E.4. Résultats complémentaires : études de tractographie

En 1985, une modification de l’Imagerie par Résonance Magnétique conventionnelle a permis de quantifier les caractéristiques de diffusion des molécules d’eau, in vivo (Le Bihan and Breton, 1985). A l’intérieur de la matière blanche, les molécules d’eau diffusent plus facilement le long des fibres myélinisées qu’à travers elles (Moseley et al., 1990). Cette dépendance directionnelle de diffusion est appelée anisotropie. En couplant les données d’anisotropie avec celles de dépendance directionnelle de diffusion de l’eau, il est possible d’estimer l’orientation tridimensionnelle des fibres de matière blanche dans le cerveau d’un être humain vivant, de manière non invasive. Cette découverte méthodologique a mené à la technique récente de tractographie en imagerie par résonance magnétique avec diffusion de tenseur ‘in vivo’ (DT-IRM) (Basser et al., 1994). Cette technique a déjà permis d’étudier la neuroanatomie des fibres de matière blanche dans différentes régions du cerveau (voir entre autres (Catani et al., 2003; Jones et al., 1999; Poupon et al., 2000)). Dans une récente étude en DT-IRM, Catani et al. ont étudié l’anatomie du faisceau arqué et la connectivité des aires périsylviennes du langage (Catani et al., 2005). Au-delà de la classique connexion directe – long segment – entre les aires de Broca et Wernicke par le faisceau arqué (cf. paragraphe D.2), Catani et al. ont mis en évidence une voie indirecte passant par le cortex pariétal inférieur (Catani et al., 2005) (voir la figure 1.14). Cette voie indirecte est parallèle et latérale au faisceau arqué classique et est composée d’un segment antérieur reliant le territoire de Broca au lobe pariétal inférieur et un segment postérieur reliant le lobe pariétal inférieur au territoire de Wernicke. La région particulière du lobe pariétal inférieur, carrefour entre les régions de Broca et Wernicke, est appelée région de Geschwind.
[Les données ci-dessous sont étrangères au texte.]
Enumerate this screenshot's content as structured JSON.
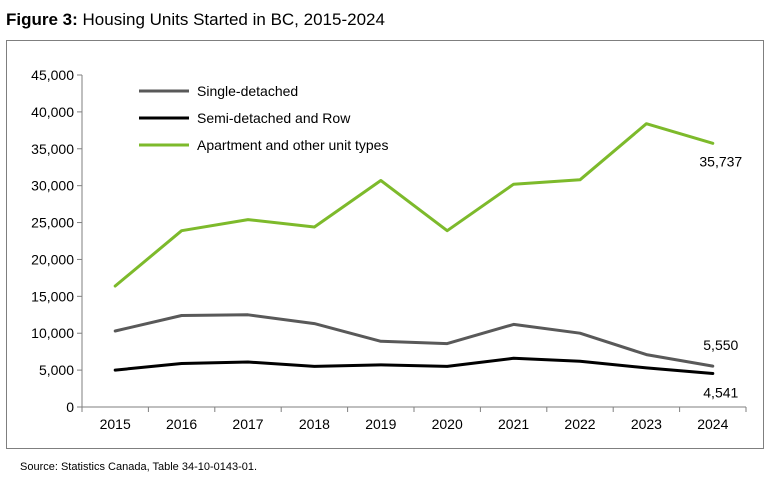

Ces résultats vont dans le sens du modèle proposé par Lichtheim en 1885 (Lichtheim, 1885), supportant l’idée de deux voies, directe et indirecte, des aires de Broca à Wernicke.

Figure 1.14 : Résultats de tractographie montrant la liaison directe des territoires de Wernicke à Broca (long segment) et la liaison indirecte, passant par le territoire de Geschwind (segments antérieur et postérieur) (tiré de (Catani et al., 2005))
Figure 1.14 : Résultats de tractographie montrant la liaison directe des territoires de Wernicke à Broca (long segment) et la liaison indirecte, passant par le territoire de Geschwind (segments antérieur et postérieur) (tiré de (Catani et al., 2005))

Le modèle de XIXe siècle, de type associationniste, stipulait que les informations linguistiques soient traitées dans des régions corticales localisées, avec passage sériel d’information d’une région à une autre par des fibres de matière blanche. Les alternatives de type connexionniste proposent que les traitements se fassent de manière parallèle et distribuée, dans différents groupes de neurones interconnectés plutôt que dans des centres. Bien que ces seules données de tractographie ne puissent trancher entre les deux types de modèles, elles sont tout de même fortement en faveur des modèles connexionnistes : les résultats sont incompatibles avec une idée de centres de traitements localisés, Catani (Catani et al., 2005) proposant plutôt une conception de territoires du langage, relativement étendus. L’autre donnée allant à l’encontre du modèle associationniste est que les faisceaux de fibres sont très larges, ce qui semble incompatible avec l’idée d’un simple transfert sériel d’information. Leur taille suggère plutôt que des sous-régions de ces faisceaux connectent différents territoires linguistiques en parallèle. L’idée émergeant de ces résultats est plutôt celle de connexions multiples et parallèles entre certaines régions linguistiques spécialisées des territoires de Broca, Wernicke et Geschwind, ce qui est en accord avec le modèle de langage de Mesulam (Catani et al., 2005; Mesulam, 1990). Ces résultats sont aussi parfaitement en accord avec les données de neuropsycholinguistique, puisque les aphasies de conduction peuvent être expliquées par une rupture du long segment, les aphasies motrice transcorticales par une rupture du segment antérieur, et les aphasies sensorielles transcorticales par celle du segment postérieur (Catani et al., 2005).